Guru: Kita harus mengerti bawa menyebarkan amanat spiritual tentang bhakti kepada Tuhan adalah pekerjaan yang sangat luhur dan mulia. Karena itu, tidak mungkin kesengsaraan mereka adalah pahala dari asubha karma yang dilakukan dalam penjelmaan sebelumnya. Kehidupan melarat seperti itu adalah pertapaan yang memang sengaja dijalani oleh beliau-beliau yang telah insyaf diri. Sebab, mereka secara spiritual telah sangat maju sehingga tidak tertarik lagi pada kenikmatan material apapun (perhatikan Bg. 5.22). Tetapi kebanyakan orang salah mengerti dan berpikir bahwa pertapaan demikian adalah kesengsaraan. Kesusahan dan kesulitan yang mereka hadapi adalah susunan yang dibuat Tuhan supaya mereka menjadi semakin dekat dengan Beliau dan segera pulang ke alam rohani tempat tinggalNya (perhatikan sloka Bhag. 10.8.88).

Sisya: Dapatkah anda menjelaskan dengan suat analogi tentang badan jasmani yang dihuni oleh sang makhluk hidup dalam hubungannya dengan karma phala?
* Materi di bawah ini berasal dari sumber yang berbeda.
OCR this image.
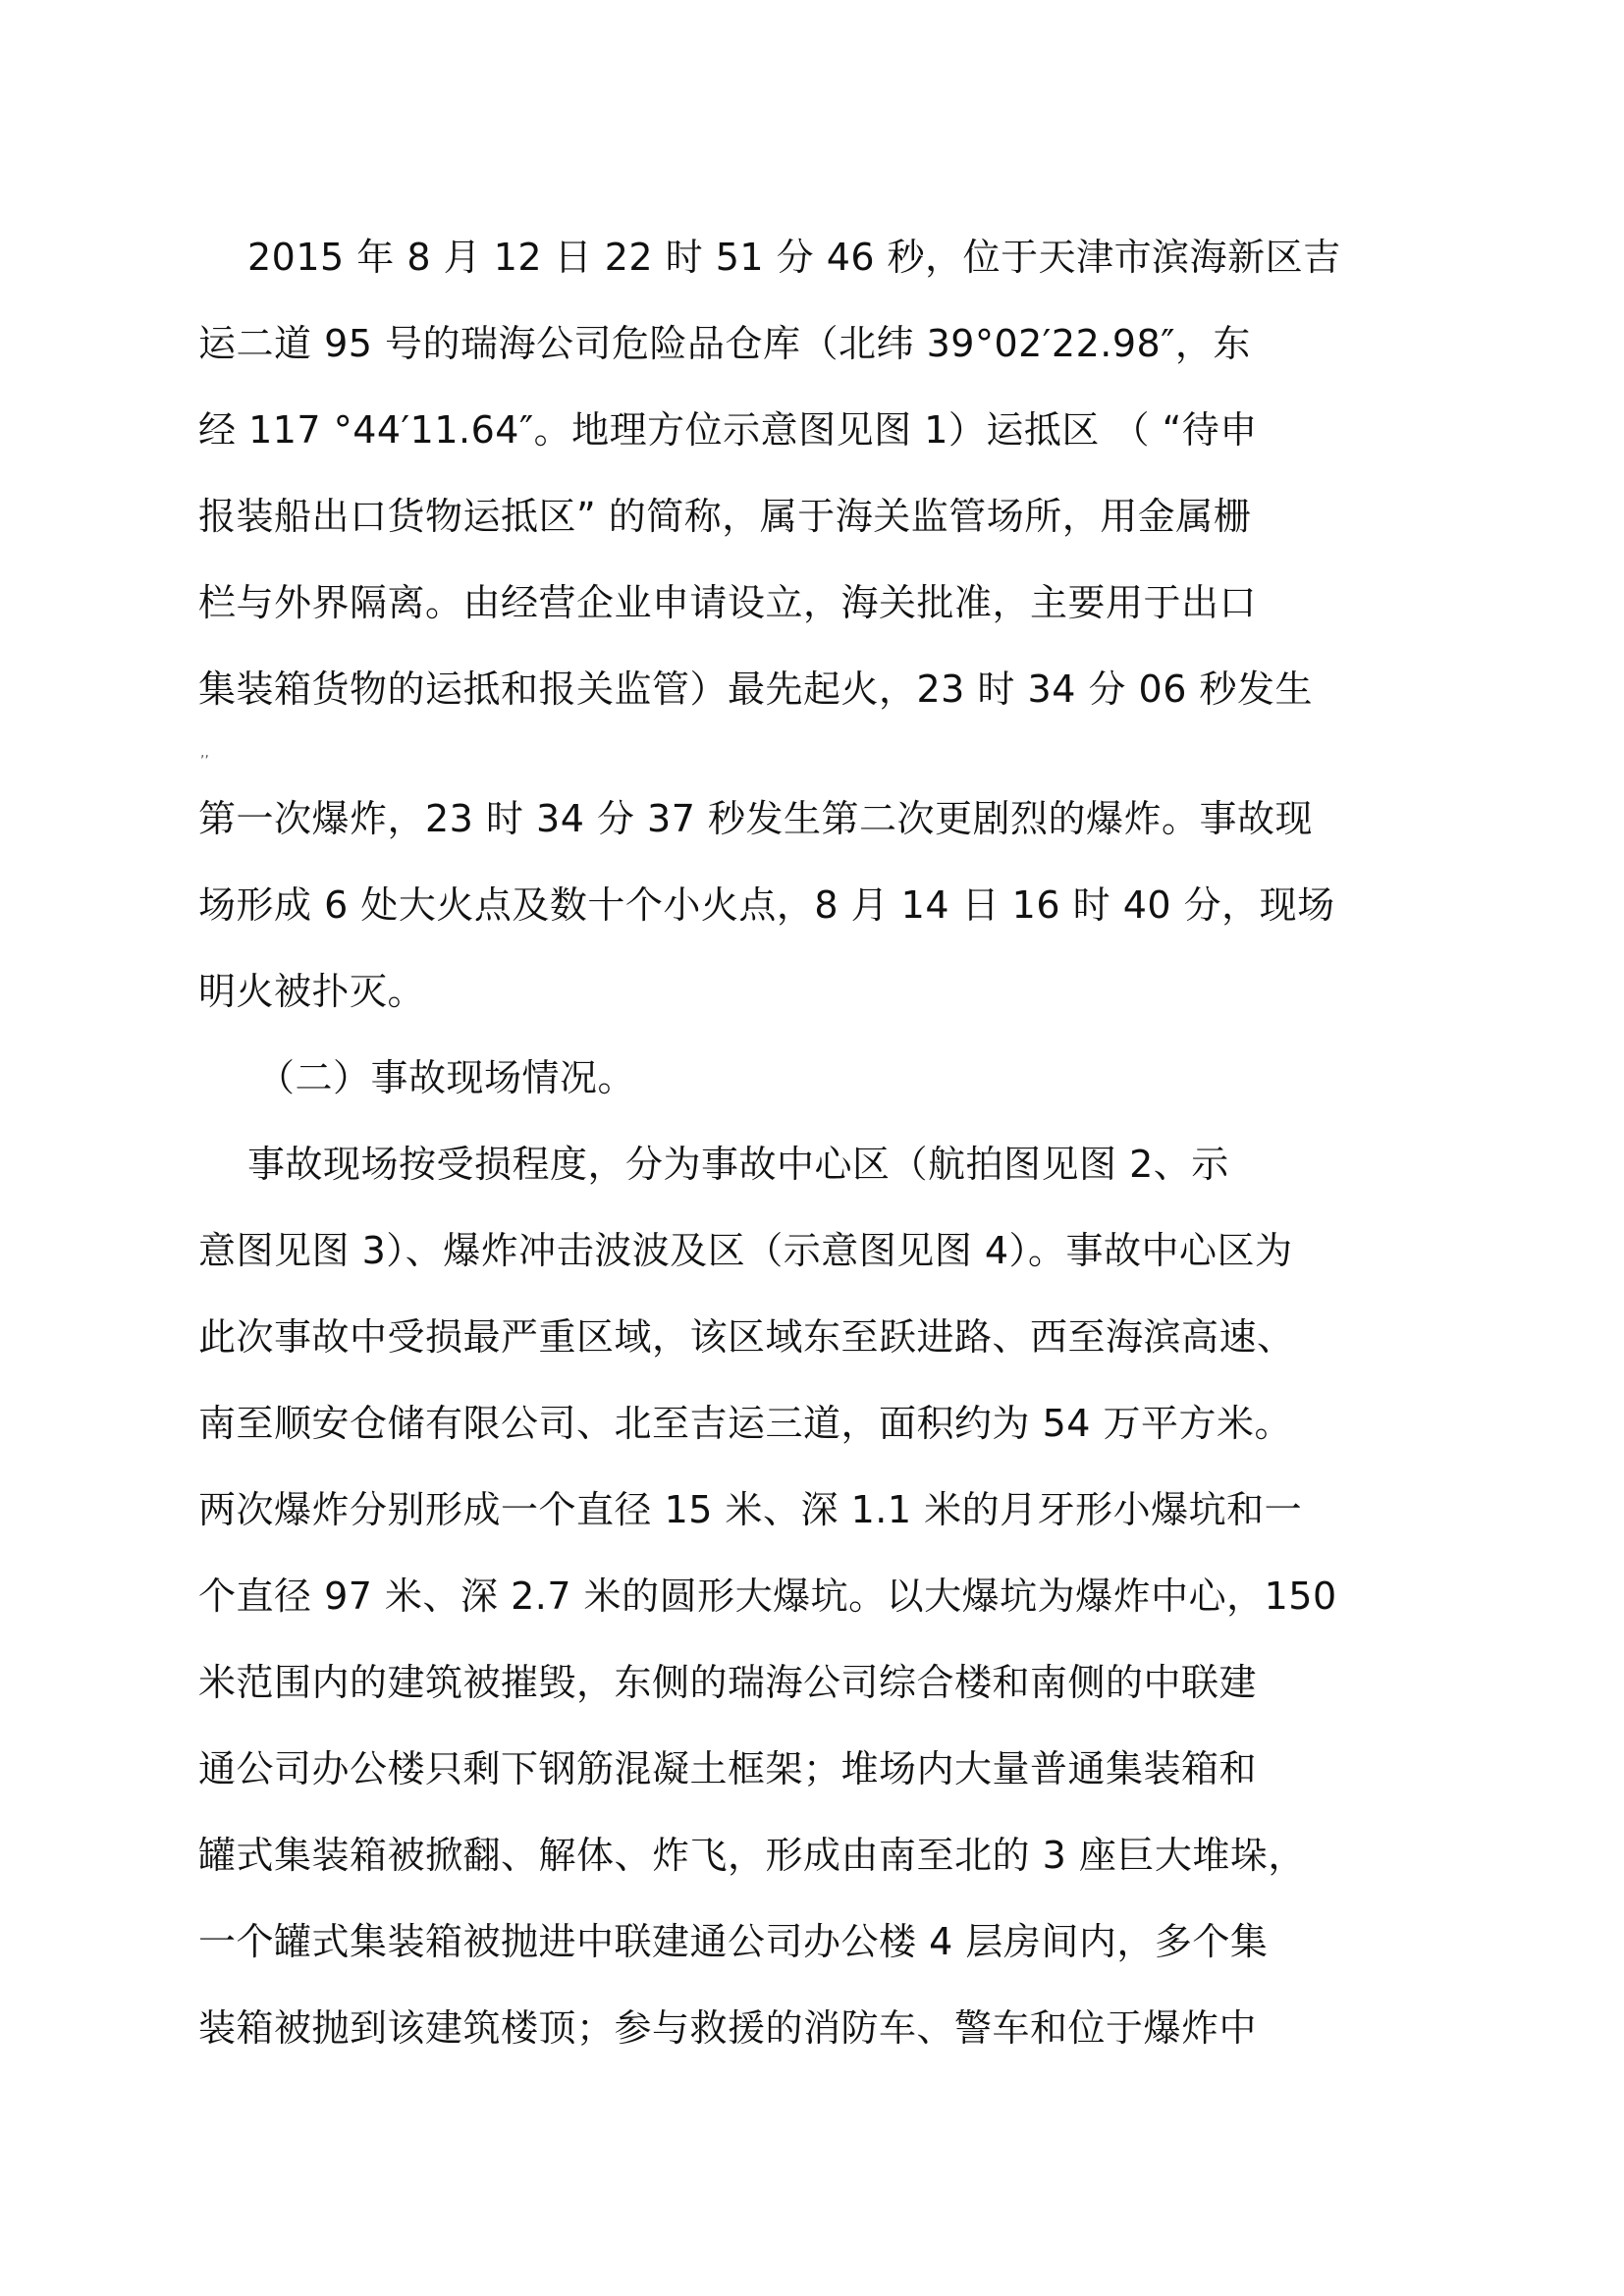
2015 年 8 月 12 日 22 时 51 分 46 秒，位于天津市滨海新区吉
运二道 95 号的瑞海公司危险品仓库（北纬 39°02′22.98″，东
经 117 °44′11.64″。地理方位示意图见图 1）运抵区 （ “待申
报装船出口货物运抵区” 的简称，属于海关监管场所，用金属栅
栏与外界隔离。由经营企业申请设立，海关批准，主要用于出口
集装箱货物的运抵和报关监管）最先起火，23 时 34 分 06 秒发生
,,
第一次爆炸，23 时 34 分 37 秒发生第二次更剧烈的爆炸。事故现
场形成 6 处大火点及数十个小火点，8 月 14 日 16 时 40 分，现场
明火被扑灭。
（二）事故现场情况。
事故现场按受损程度，分为事故中心区（航拍图见图 2、示
意图见图 3）、爆炸冲击波波及区（示意图见图 4）。事故中心区为
此次事故中受损最严重区域，该区域东至跃进路、西至海滨高速、
南至顺安仓储有限公司、北至吉运三道，面积约为 54 万平方米。
两次爆炸分别形成一个直径 15 米、深 1.1 米的月牙形小爆坑和一
个直径 97 米、深 2.7 米的圆形大爆坑。以大爆坑为爆炸中心，150
米范围内的建筑被摧毁，东侧的瑞海公司综合楼和南侧的中联建
通公司办公楼只剩下钢筋混凝土框架；堆场内大量普通集装箱和
罐式集装箱被掀翻、解体、炸飞，形成由南至北的 3 座巨大堆垛，
一个罐式集装箱被抛进中联建通公司办公楼 4 层房间内，多个集
装箱被抛到该建筑楼顶；参与救援的消防车、警车和位于爆炸中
Guru: Veda mengibaratkan badan jasmani sebagai pohon kehidupan material. Dan pohon kehidupan material ini dijelaskan dalam Bhagavata Purana 11.12.22-23 sebagai berikut:

  • Benihnya adalah subha karma dan asubha karma.
  • Akar-akarnya yang banyak adalah beraneka macam keinginan material sang jiva.
  • Tiga batangnya bagian bawah adalah tri guna, tiga sifat alam material: satvam, rajas dan tamas.
  • Lima batangnya bagian atas adalah lima unsur material kasar (akasa, udara, api, air dan tanah).
  • Lima macam bunganya adalah lima objek indriya (aroma, sentuhan, rasa, wujud dan suara).
  • Sebelas cabangnya adalah lima indriya pekerja (tangan, kaki, mulut, anus, dan kemaluan), lima indriya persepsi (telinga, mata, hidung, lidah dan kulit) dan pikiran (manah).
  • Dua ekor burung yang hinggap padanya adalah sang makhluk hidup (atman) dan Tuhan (Paramatman).
  • Tiga macam kulit kayunya adalah tridatu (udara, lendir dan empedu), dan
  • Dua macam buahnya adalah kebahagiaan dan kesengsaraan.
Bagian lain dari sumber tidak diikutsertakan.